Early bird experts agree that the discovery of Aurornis is potentially big news. "The specimen is very exciting," says Lawrence Witmer, a paleontologist at Ohio University in Athens. Stephen Brusatte, a paleontologist at the University of Edinburgh in the United Kingdom, agrees: "If it is the most primitive bird, then it is a huge discovery."

But Luis Chiappe, a paleontologist at the Natural History Museum of Los Angeles County in California, says that Aurornis must fly through at least one important hoop before it can claim to be the first bird: Its authenticity must be proved. That's because the specimen was not found during excavations by Godefroit's team, but—like most early birds and feathered dinosaurs from Liaoning province, including many studied by Xu—it was supposedly found by farmers and acquired from a Chinese fossil dealer, who sold it to the province's Yizhou Fossil and Geology Park. China's museums and research institutions have been plagued in recent years by the circulation of fake or altered fossils, including the infamous "Archaeoraptor" fake of the late 1990s, a claimed "missing link" between dinosaurs and birds published by National Geographic.

"I would take a skeptical look at this specimen," Chiappe says. "The fact that it is so neatly arranged and so complete makes it suspicious." Chiappe acknowledges, however, that the authors considered the possibility that the fossil might be a fake in supplementary information published to accompany the main paper. In the supplementary materials, the team relates that the skeleton is preserved in a shale slab, which the fossil dealer claims was found near the site where a specimen of Anchiornis was also discovered. The shale seems from its appearance to come from Liaoning, and the fossil was examined by experts at the Yizhou park as well as two Chinese co-authors on the paper, all of whom concluded that the likelihood that the fossil is a fake was "accordingly low."

Godefroit takes umbrage at the suggestion that the fossil might be a fake or that specimens acquired from dealers should be dismissed. "If farmers did not start collecting specimens in Liaoning, nothing would be known about feathered dinosaurs and bird evolution in China," he says. Witmer agrees that researchers are "absolutely correct" to question the fossil's provenance but says he is "satisfied" with the team's conclusions that it is authentic. "The alternative is to ignore it, and that seems less justified," he says.

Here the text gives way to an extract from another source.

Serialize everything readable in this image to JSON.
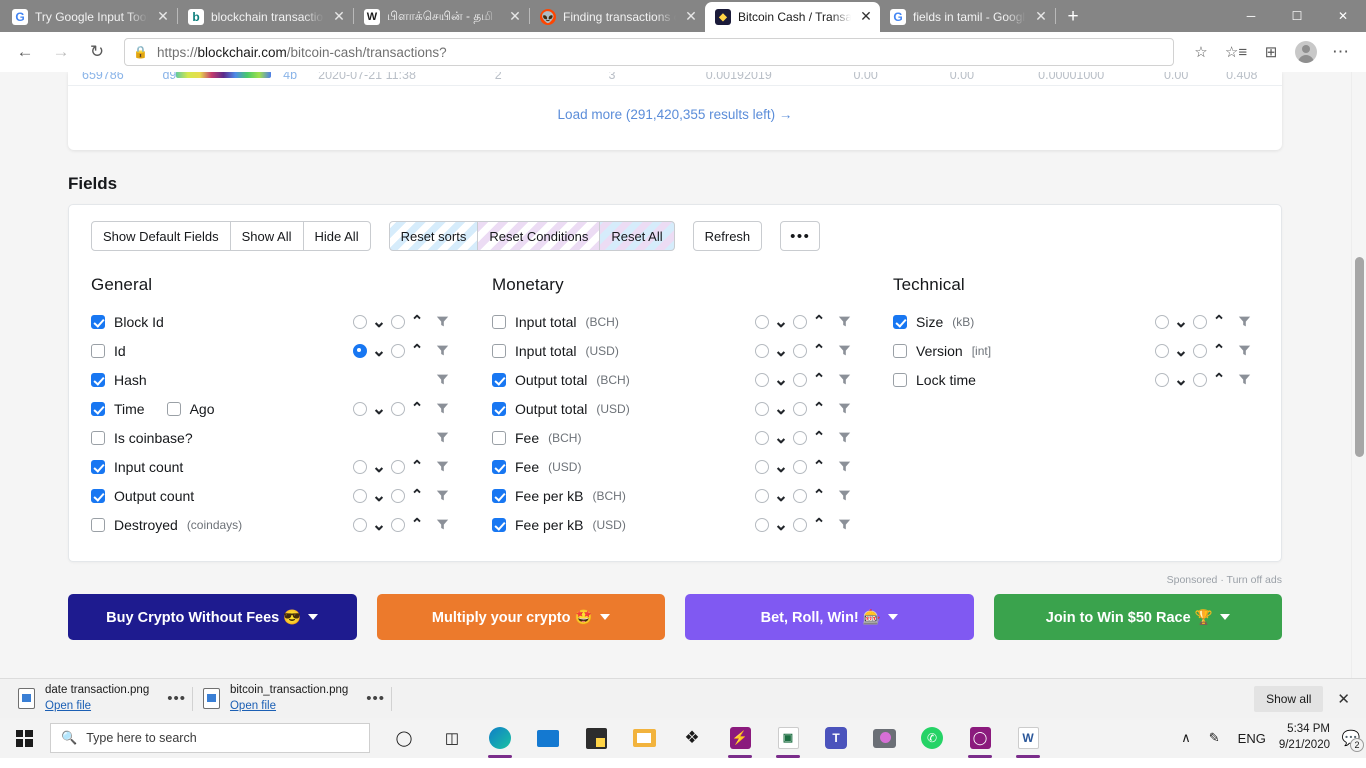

Yet, even if Aurornis is indeed authentic, it's not necessarily the first bird, researchers say. Brusatte says that the team's evolutionary analysis is only one of several that are possible. "We know that birds are dinosaurs, but we still don't know the exact genealogy of the first birds" despite the new discovery, he says. He adds that Aurornis and Anchiornis could be either adult or juvenile versions of the same species, rather than separate species; if so, that could lead to very different conclusions about their evolutionary status, including the definite possibility that they are not birds at all.

And Xu says that while Godefroit and colleagues' phylogenetic analysis should be "seriously considered," especially because it uses the largest known dinosaur database, "their analysis also produced several results inconsistent with those of most recent studies," such as putting still other species considered to be feathered dinosaurs into the bird category. "I don't consider this piece of work as a final solution," he says.

Witmer says that the debate over "all these little dino-birds" may be "maddening," but it's necessary. Untangling these evolutionary strands, he says, "is gonna be messy."